September 25, 2012
The Best of Andy Puddicombe
Why We Don't Do It, When We Know It Feels Good
Just recently I received the following tweet...
“Just finished today’s Take10. I might find daily excuses not to do it, but I’ve never not felt better after it...”
I love this tweet, because it echoes a sentiment that I hear from people all the time, and I think it perfectly sums up both the challenge and the paradox facing anyone trying to establish or maintain a regular meditation practice.
It’s the craziest thing, right? We’re talking about 10, 15 or 20 minutes a day. This is an amount of time that we wouldn’t think twice about putting aside for a cup of tea, a sitcom, or book, and yet when we think of meditation there’s all of a sudden just not enough time in the day.

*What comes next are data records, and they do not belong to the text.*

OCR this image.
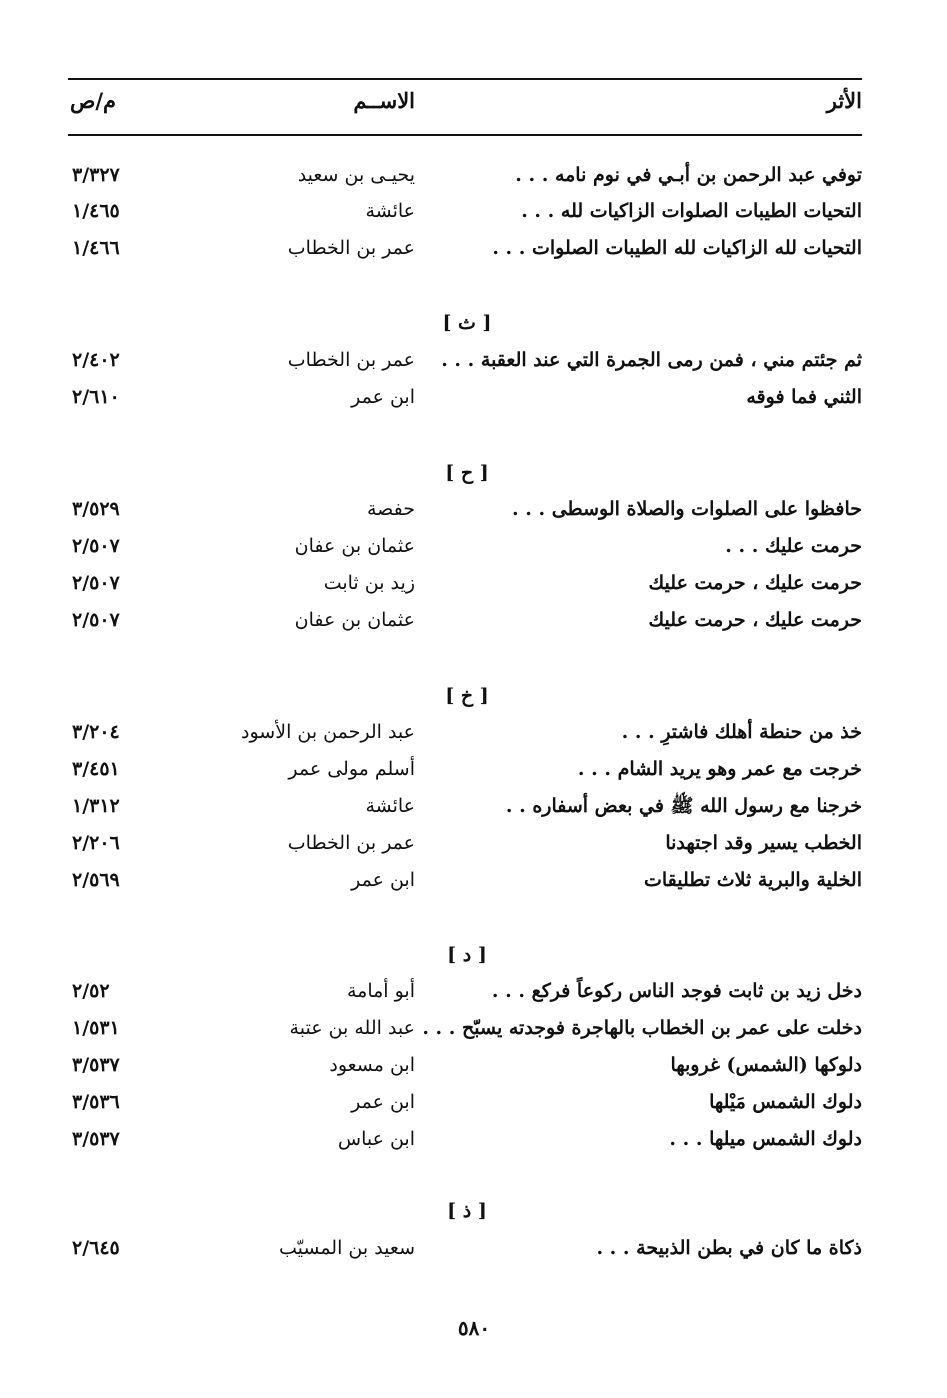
الأثر
الاســم
م/ص
توفي عبد الرحمن بن أبـي في نوم نامه . . .
يحيـى بن سعيد
٣/٣٢٧
التحيات الطيبات الصلوات الزاكيات لله . . .
عائشة
١/٤٦٥
التحيات لله الزاكيات لله الطيبات الصلوات . . .
عمر بن الخطاب
١/٤٦٦
[ ث ]
ثم جئتم مني ، فمن رمى الجمرة التي عند العقبة . . .
عمر بن الخطاب
٢/٤٠٢
الثني فما فوقه
ابن عمر
٢/٦١٠
[ ح ]
حافظوا على الصلوات والصلاة الوسطى . . .
حفصة
٣/٥٢٩
حرمت عليك . . .
عثمان بن عفان
٢/٥٠٧
حرمت عليك ، حرمت عليك
زيد بن ثابت
٢/٥٠٧
حرمت عليك ، حرمت عليك
عثمان بن عفان
٢/٥٠٧
[ خ ]
خذ من حنطة أهلك فاشترِ . . .
عبد الرحمن بن الأسود
٣/٢٠٤
خرجت مع عمر وهو يريد الشام . . .
أسلم مولى عمر
٣/٤٥١
خرجنا مع رسول الله ﷺ في بعض أسفاره . .
عائشة
١/٣١٢
الخطب يسير وقد اجتهدنا
عمر بن الخطاب
٢/٢٠٦
الخلية والبرية ثلاث تطليقات
ابن عمر
٢/٥٦٩
[ د ]
دخل زيد بن ثابت فوجد الناس ركوعاً فركع . . .
أبو أمامة
٢/٥٢
دخلت على عمر بن الخطاب بالهاجرة فوجدته يسبّح . . .
عبد الله بن عتبة
١/٥٣١
دلوكها (الشمس) غروبها
ابن مسعود
٣/٥٣٧
دلوك الشمس مَيْلها
ابن عمر
٣/٥٣٦
دلوك الشمس ميلها . . .
ابن عباس
٣/٥٣٧
[ ذ ]
ذكاة ما كان في بطن الذبيحة . . .
سعيد بن المسيّب
٢/٦٤٥
٥٨٠
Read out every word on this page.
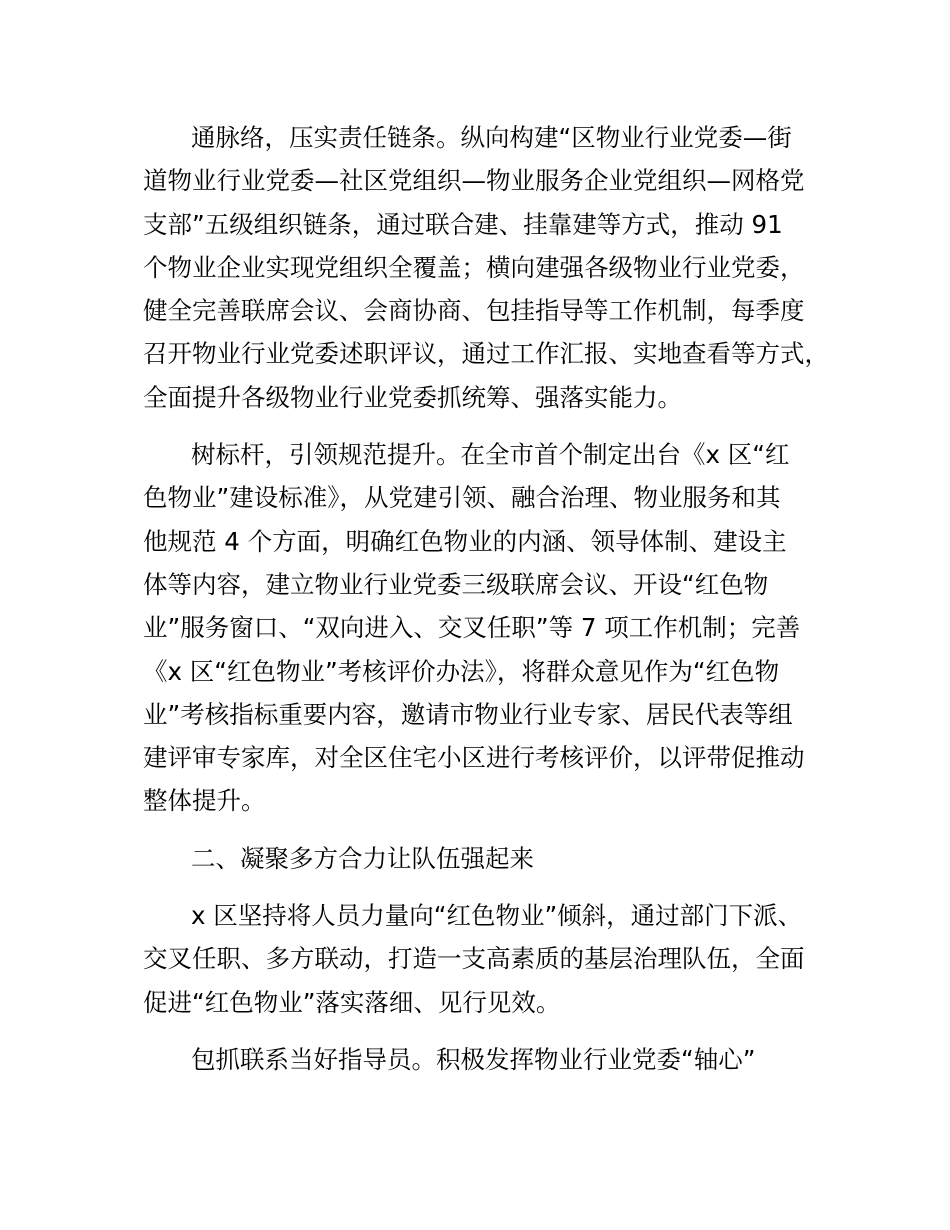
通脉络，压实责任链条。纵向构建“区物业行业党委—街
道物业行业党委—社区党组织—物业服务企业党组织—网格党
支部”五级组织链条，通过联合建、挂靠建等方式，推动 91
个物业企业实现党组织全覆盖；横向建强各级物业行业党委，
健全完善联席会议、会商协商、包挂指导等工作机制，每季度
召开物业行业党委述职评议，通过工作汇报、实地查看等方式，
全面提升各级物业行业党委抓统筹、强落实能力。
树标杆，引领规范提升。在全市首个制定出台《x 区“红
色物业”建设标准》，从党建引领、融合治理、物业服务和其
他规范 4 个方面，明确红色物业的内涵、领导体制、建设主
体等内容，建立物业行业党委三级联席会议、开设“红色物
业”服务窗口、“双向进入、交叉任职”等 7 项工作机制；完善
《x 区“红色物业”考核评价办法》，将群众意见作为“红色物
业”考核指标重要内容，邀请市物业行业专家、居民代表等组
建评审专家库，对全区住宅小区进行考核评价，以评带促推动
整体提升。
二、凝聚多方合力让队伍强起来
x 区坚持将人员力量向“红色物业”倾斜，通过部门下派、
交叉任职、多方联动，打造一支高素质的基层治理队伍，全面
促进“红色物业”落实落细、见行见效。
包抓联系当好指导员。积极发挥物业行业党委“轴心”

And of course we are masters at this self-deception. We might even have a protracted discussion in our mind about how we are so busy, that there is just no time, how maybe we’ll squeeze it in later. In fact this internal conversation might sometimes take as long as, oh, I don’t know, say 10, 15 or 20 minutes?
Maybe it’s because sometimes we think of meditation as a chore. But it would be far better to base your opinion of meditation on your experience rather than a projected idea of what it is. It’s simple, really: you try it, and if you feel better, you will probably want to do some more. That way a very healthy relationship with meditation develops, one which is sustainable.
That brings us to this curious paradox mentioned in the tweet. Even though we know it makes us feel better, we don’t necessarily do it. In fact I often speak to people who have fallen off the proverbial meditation wagon, and they will say, “wow, I used to feel so good when I meditated every day,” and I’ll say, “sure, so why don’t you still do it now?” and they’ll usually say something like “hmmm, good question, not sure really."
Hence the importance of taking time to reflect exactly how you feel after each meditation. Because the mind—if it is anything like mine—is not always so quick to learn. It sometimes needs prompting, prodding, reminding, and reflecting in order to actually establish that this is something positive, something that leaves you feeling physically more relaxed, mentally more calm, and emotionally more grounded and in touch with how you feel.
So, let go of any lingering self-deceptions and commit to a daily practice. You know you want to and you know you’ll feel better for it, so why would you want to do otherwise?